Potential cable customers have more options than ever when it comes to selecting the services that meet their expectations and needs. Cord cutting trends, video content competition, and the rising subscription costs of traditional pay-TV put cable providers in a precarious position in a broadband dominated marketplace. Cable providers are challenged to adopt new strategies for revenue growth and enable future success in a rapidly cable-less world.
Cable Trends Influencing Change:
Cord cutting is not a new trend. In fact, the cord cutting trend began between 2007 and 2008 with the release of the first Roku player and Apple TV device. Since then, the number of cord cutting households in the US increased to 40.2 million in 2019. As cord cutting continues to trend, the number of pay-TV households has been on a consistent decline.
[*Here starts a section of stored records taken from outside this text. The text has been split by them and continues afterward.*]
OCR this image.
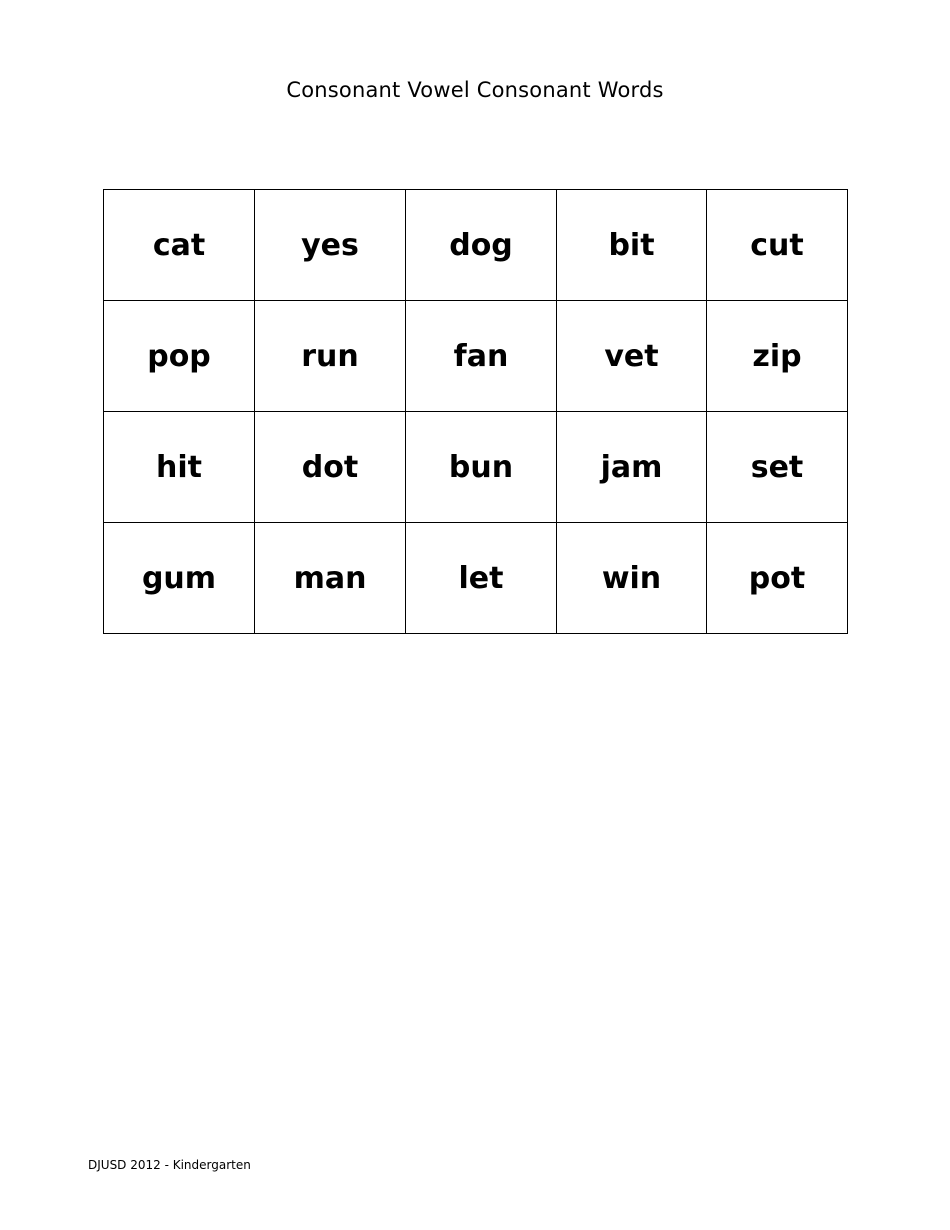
Consonant Vowel Consonant Words
cat	yes	dog	bit	cut
pop	run	fan	vet	zip
hit	dot	bun	jam	set
gum	man	let	win	pot
DJUSD 2012 - Kindergarten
It’s worth noting that as of 2019 there were still 86.5 million pay-TV households, but that number is expected to drop to 79.4 million by 2021. In light of this, some companies are focusing on improving their profit margins with video subscriptions and others are focused on high margin broadband. In response to cord cutting trends, Comcast made the decision to offer streaming boxes to their broadband only customers which made waves in the digital streaming market.
Cable itself is being rebranded to incorporate broadband offerings with traditional cable services. With consumers shifting away from traditional pay-TV and consuming more digital content from streaming services, broadband is becoming the primary business of cable providers. Both Comcast and Charter opted to keep and add profitable video subscriptions while some smaller cable operators have dropped pay-TV entirely. The shift to broadband focused services can be attributed to the demand for better Internet to accommodate video streaming and IoT adoption. Customers are less engaged with “cable” and are looking for “connectivity” from their providers.
As cable providers search for the ideal balance between pay-TV offerings and broadband services, 10G and DOCSIS 4.0 were introduced, boosting the potential of cable broadband. 10G networks have the potential to transform existing infrastructure to dramatically improve its speed and capacity. 10G networks will allow cable providers to deliver the power and speed consumers need while improving the quality of broadband services.
Cord cutting households are expected to reach 44.3 million. In response to cord cutting trends, many cable companies are not offering streaming alternatives to traditional TV, several of which are slated to debut this year.
Streaming services are expected to have a net total of 191.5 million subscribers.
DOCSIS 4.0 and 10G is set to deploy in 2020
Findings from Consumer Reports show upcoming price hikes from some of the biggest cable and satellite TV providers, driven by rising programming costs. Cable’s
Cable’s Business Strategies That Stand Out
In order to remain competitive in a dramatically changing industry, cable providers must strategically shift their service offerings to meet customer needs. Reducing churn is now the name of the game. Here are a few ways that cable providers can strategically set themselves up for success in the coming year:
- Prioritize value adding services. Ultimately, the customer drives the industry. As customer needs change, the provider must adapt. By adding valuable services like managed Wi-Fi and IoT specific services, cable providers can improve their customer satisfaction and retention. IoT adoption drives demand for faster and more reliable Internet. By pairing IoT services with a managed Wi-Fi service, you can ensure your customers have the tools necessary for a positive experience. In addition, managed Wi-Fi tools can help reduce customer service costs, improve network connectivity, and create a personalized experience for customers.
- Develop partnerships that are in line with industry trends. As pay-TV drops off, cable providers must strive to stay relevant by adding content. Comcast’s plan to offer free streaming boxes to customers, in addition to proactively acquiring NBC Universal allows them to reach customers interested in Internet only plans and streaming video content instead of using traditional pay-TV services.
- Grow broadband service offerings to offset pay-TV subscriber loss. More streaming services are set to launch, including a Discovery and BBC streaming service, HBO Max from WarnerMedia, and Peacock from NBCUniversal. Customers are becoming more dependent on their Internet connection to stream video. Investing in data management platforms that allow providers to analyze consumer data and react accordingly will be the key to navigating evolving customer demands. Data analytics allows providers to identify trends like cord-cutting before it happens and react accordingly.
While pay-TV subscribers still outnumber cord-cutting households, data suggests that the tables are slowly turning. Cable companies are not doomed to be a nostalgic thing of the past. Instead, providers are making strides to retain customers and create trend focused action plans that revolve around value added services and additional content.